Art rides his bike on to the stage with the enthusiasm of a kid. He then lights up talking about what he’s done to the bike. Josh disses Art’s bike as ugly. I want Josh gone even more. Stephanie then delivers a rather disturbing line, telling Art “I’m actually aroused listening to you talk about your bike.” Thanks for sharing, Stephanie. Art lets her down gently by reminding her it’s a one-seater. Next is Brad. It was a mistake for him to adopt a “cartoon voice” to show off his drawings but the two panels of his cartoon shown were really well illustrated. Following Brad is the disgruntled lawyer, Jim. In my not so objective opinion, Jim’s performance, or at least the parts that weren’t bleeped out was great. Doing bleep work for bleepy people and getting jack bleep for credit, indeed. If the show doesn’t work out for Jim, I really hope none of the senior partners in his firm were watching.

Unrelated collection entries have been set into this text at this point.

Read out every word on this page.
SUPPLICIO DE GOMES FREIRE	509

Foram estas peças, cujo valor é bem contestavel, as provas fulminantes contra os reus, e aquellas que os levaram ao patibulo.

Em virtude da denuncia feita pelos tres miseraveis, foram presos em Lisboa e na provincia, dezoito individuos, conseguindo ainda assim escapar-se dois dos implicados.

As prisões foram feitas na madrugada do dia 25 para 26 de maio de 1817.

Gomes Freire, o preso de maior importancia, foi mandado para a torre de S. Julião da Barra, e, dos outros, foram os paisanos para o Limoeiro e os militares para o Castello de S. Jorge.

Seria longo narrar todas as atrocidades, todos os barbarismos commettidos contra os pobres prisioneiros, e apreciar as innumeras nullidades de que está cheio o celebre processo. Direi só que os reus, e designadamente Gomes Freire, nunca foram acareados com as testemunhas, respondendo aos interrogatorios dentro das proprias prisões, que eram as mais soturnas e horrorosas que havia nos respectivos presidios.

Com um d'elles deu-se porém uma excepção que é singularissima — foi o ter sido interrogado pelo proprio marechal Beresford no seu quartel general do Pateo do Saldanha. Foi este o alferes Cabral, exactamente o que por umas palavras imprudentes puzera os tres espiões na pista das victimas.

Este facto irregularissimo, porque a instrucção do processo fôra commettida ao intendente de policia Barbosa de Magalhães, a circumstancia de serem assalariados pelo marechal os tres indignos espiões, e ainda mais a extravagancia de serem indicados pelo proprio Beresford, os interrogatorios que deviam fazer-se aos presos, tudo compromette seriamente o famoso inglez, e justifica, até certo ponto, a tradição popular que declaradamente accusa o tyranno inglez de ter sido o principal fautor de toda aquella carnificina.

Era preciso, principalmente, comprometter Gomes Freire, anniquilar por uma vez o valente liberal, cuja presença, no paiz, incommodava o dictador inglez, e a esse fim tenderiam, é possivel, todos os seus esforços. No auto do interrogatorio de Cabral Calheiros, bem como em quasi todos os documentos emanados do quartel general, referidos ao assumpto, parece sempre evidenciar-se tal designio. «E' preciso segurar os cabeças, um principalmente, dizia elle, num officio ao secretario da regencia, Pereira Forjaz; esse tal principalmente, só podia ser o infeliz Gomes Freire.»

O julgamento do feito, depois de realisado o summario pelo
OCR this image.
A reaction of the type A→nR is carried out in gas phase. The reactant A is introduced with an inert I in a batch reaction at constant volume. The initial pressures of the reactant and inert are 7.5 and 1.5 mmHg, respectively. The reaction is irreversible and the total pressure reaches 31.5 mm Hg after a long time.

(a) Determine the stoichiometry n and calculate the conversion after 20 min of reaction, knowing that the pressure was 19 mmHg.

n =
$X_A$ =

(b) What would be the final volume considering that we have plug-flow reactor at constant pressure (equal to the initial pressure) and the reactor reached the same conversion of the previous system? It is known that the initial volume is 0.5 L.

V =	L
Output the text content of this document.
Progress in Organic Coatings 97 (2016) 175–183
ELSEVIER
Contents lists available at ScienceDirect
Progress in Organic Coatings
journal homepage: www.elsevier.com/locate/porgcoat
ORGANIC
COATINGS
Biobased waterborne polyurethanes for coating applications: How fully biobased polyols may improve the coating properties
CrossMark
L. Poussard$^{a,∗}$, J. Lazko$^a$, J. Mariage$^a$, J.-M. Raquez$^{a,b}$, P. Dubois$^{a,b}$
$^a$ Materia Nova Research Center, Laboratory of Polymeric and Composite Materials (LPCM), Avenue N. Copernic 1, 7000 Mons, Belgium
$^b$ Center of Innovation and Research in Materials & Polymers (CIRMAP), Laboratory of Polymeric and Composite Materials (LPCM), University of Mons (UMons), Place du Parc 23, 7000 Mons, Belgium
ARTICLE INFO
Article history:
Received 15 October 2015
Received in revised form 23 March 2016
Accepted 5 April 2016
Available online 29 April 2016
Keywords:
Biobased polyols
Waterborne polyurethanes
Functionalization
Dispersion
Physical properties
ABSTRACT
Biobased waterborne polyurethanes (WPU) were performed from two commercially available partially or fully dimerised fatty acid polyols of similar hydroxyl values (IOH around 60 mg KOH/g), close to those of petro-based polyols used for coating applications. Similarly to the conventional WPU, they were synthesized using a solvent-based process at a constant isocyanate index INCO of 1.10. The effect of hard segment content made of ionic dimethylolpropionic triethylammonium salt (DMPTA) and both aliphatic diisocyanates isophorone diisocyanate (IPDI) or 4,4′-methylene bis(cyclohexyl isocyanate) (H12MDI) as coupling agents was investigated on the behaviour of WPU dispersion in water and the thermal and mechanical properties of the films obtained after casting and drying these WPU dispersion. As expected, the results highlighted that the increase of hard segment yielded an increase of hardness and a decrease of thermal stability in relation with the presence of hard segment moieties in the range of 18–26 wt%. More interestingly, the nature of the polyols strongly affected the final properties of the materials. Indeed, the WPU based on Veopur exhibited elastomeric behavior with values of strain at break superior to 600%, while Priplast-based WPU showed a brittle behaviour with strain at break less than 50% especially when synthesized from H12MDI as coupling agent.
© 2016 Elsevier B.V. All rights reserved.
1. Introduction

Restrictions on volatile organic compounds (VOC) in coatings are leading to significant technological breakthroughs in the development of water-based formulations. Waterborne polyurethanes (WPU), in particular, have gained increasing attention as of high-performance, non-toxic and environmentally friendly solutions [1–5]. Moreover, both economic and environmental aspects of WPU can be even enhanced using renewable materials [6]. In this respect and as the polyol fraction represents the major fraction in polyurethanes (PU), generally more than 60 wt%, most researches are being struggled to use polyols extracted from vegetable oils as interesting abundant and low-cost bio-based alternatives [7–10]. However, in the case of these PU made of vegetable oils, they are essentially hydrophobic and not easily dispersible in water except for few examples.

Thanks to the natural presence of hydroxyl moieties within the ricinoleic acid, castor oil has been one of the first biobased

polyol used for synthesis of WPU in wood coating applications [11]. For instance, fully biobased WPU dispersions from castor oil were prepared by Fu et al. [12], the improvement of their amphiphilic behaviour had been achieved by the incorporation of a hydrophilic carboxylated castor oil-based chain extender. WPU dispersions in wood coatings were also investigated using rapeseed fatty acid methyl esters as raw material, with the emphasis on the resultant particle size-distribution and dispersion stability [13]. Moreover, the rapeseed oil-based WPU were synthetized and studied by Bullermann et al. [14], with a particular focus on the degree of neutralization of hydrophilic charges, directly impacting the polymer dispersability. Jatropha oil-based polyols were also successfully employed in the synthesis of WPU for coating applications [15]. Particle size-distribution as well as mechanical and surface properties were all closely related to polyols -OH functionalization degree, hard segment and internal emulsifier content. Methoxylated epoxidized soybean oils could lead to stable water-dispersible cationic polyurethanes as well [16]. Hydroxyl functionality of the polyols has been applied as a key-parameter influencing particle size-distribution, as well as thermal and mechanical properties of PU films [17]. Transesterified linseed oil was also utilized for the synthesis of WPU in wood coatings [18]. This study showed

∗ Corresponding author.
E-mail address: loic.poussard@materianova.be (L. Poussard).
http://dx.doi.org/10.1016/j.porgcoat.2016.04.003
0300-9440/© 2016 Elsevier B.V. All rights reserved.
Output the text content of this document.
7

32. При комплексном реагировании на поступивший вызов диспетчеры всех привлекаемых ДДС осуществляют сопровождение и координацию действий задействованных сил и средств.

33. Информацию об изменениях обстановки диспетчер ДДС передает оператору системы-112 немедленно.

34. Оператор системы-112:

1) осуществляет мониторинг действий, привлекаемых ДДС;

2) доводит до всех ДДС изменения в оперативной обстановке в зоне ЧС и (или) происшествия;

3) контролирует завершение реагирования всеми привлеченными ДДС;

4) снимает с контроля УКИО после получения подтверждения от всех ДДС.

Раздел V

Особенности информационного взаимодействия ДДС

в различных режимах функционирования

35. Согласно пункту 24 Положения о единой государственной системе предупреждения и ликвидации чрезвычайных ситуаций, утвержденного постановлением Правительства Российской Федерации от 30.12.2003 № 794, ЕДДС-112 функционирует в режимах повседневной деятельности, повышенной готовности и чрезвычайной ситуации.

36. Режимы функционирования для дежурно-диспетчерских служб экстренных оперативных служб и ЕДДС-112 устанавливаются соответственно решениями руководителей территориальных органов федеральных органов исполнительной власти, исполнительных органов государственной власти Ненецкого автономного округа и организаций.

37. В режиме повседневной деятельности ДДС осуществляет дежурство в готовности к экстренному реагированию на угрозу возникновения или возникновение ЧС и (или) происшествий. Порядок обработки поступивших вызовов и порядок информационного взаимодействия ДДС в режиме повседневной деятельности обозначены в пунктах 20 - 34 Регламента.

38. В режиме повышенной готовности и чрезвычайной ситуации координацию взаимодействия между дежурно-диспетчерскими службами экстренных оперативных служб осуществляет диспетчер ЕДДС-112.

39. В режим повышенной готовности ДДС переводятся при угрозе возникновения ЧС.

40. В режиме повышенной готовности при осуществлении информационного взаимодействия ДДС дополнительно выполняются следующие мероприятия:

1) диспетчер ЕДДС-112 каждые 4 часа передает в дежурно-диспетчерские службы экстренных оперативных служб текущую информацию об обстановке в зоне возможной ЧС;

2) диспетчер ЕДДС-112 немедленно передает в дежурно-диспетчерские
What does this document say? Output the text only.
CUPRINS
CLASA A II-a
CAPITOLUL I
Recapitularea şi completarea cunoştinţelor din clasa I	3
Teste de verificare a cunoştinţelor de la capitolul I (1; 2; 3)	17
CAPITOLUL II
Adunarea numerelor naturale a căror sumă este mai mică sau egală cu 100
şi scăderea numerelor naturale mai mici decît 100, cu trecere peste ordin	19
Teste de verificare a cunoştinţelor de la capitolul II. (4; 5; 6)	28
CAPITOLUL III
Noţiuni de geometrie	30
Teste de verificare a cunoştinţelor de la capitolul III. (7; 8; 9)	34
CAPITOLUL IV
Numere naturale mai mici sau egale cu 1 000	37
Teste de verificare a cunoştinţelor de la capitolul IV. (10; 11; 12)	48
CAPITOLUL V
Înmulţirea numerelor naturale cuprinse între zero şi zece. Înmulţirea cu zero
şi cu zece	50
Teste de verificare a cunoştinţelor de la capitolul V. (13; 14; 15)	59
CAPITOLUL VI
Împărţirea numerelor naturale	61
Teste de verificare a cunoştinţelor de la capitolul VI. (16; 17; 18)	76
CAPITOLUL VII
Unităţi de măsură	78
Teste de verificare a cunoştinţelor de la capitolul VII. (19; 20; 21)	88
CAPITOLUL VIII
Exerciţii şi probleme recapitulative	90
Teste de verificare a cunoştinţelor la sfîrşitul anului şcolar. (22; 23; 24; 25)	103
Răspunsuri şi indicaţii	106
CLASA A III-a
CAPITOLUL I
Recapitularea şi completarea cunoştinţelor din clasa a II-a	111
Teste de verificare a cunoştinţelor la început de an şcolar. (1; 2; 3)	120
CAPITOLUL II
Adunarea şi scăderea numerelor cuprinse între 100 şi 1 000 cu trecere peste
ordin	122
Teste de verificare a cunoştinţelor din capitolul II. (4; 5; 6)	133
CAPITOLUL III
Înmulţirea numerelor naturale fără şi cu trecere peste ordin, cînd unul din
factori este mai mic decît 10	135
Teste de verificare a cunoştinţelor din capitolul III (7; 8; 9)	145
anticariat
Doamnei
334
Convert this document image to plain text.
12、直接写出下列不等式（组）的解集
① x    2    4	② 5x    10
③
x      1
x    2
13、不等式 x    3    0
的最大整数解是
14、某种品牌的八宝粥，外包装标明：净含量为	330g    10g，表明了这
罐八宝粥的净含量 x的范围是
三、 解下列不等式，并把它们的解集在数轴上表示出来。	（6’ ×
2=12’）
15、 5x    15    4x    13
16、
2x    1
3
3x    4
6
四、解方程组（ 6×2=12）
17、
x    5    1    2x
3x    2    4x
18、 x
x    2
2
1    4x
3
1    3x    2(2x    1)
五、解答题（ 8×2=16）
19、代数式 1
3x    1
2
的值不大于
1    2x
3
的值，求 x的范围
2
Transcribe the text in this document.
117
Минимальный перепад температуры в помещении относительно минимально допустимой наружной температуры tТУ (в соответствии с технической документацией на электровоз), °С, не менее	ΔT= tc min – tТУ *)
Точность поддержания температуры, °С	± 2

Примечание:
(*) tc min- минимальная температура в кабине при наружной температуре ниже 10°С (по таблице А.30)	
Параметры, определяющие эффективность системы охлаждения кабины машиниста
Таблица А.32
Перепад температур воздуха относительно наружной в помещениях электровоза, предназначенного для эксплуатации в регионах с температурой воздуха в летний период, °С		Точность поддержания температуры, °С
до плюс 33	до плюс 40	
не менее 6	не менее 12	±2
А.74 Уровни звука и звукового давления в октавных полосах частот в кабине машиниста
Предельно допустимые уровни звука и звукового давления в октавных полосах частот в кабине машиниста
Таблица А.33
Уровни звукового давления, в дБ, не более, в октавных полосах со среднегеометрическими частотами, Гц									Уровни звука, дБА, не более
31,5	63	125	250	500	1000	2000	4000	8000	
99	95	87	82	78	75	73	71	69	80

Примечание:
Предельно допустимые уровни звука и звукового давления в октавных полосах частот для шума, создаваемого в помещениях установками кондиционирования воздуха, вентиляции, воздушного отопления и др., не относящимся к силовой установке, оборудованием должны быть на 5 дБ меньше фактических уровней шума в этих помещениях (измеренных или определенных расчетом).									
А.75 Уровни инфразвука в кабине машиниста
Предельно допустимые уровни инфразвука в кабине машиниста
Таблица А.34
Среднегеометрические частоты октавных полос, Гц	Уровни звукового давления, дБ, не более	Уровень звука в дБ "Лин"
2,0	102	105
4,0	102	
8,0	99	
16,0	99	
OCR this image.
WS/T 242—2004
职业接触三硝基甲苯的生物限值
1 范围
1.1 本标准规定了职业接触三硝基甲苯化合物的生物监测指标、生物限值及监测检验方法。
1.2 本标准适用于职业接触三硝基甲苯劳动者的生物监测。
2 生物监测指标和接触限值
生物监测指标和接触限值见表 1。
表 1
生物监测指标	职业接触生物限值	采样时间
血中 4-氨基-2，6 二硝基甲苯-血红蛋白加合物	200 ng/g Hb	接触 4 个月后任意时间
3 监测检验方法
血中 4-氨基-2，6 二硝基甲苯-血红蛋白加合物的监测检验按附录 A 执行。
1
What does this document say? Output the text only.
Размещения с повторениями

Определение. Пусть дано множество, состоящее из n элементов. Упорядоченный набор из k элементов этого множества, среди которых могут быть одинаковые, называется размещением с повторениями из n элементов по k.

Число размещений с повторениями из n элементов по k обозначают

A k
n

Frank follows Jim. He bounces his way around the stage in three outfits including one with a feather boa. I can’t really tell the difference between Frank’s sexy, mysterious, and jaunty looks, but maybe that’s just me. Al asks Frank what his homeboys would think if he walked through Compton wearing the boa. Finally, Josh gets up and presents his new drink. He calls it “the monstah.” After an unfortunate blender malfunction, he gives everyone a glass and tells them to be careful, if you drink too much of the monstah, you just might wake up next to one. Nice, Josh. Be gone. Please. After Josh finishes, the guys are sent away while Al and Stephanie deliberate.
Judgment and Verdict
The guys come back on stage and Al tells them that they are all winners and gives an inspirational speech about how he left the music business to pursue a career in politics and civil rights. He encourages them individually and offers each words of wisdom. Al suddenly busts out the few sports clichés Chuck didn’t use and then finally tells Jim, Al, Josh, and Frank to step forward. After the required dramatic pause, Al informs the four that they are advancing. To complete the sports theme, all eight of the contestants form a huddle as Chuck, Brad, Ben, and Jeph say goodbye.
Al ends by explaining to us that he can’t let the ones who aren’t ready quit their jobs. He appears to actually care about what happens to these men. You may not agree with his choices but he appears to be making them for the right reasons.
Take This Job and Shovel It
Next time on I Hate My Job, Al tells the four remaining contestants the next step is to quit their jobs. Frank who has four children and good employee benefits demonstrates that he has yet to read the latest relationship book, “She Really Will be that Pissed at You” by quitting without talking to his wife first. Josh who is "so over his job" as a preschool teacher tells us that he’s not sure he can quit. He tells us “what are they going to do if I’m not here?” Thrive?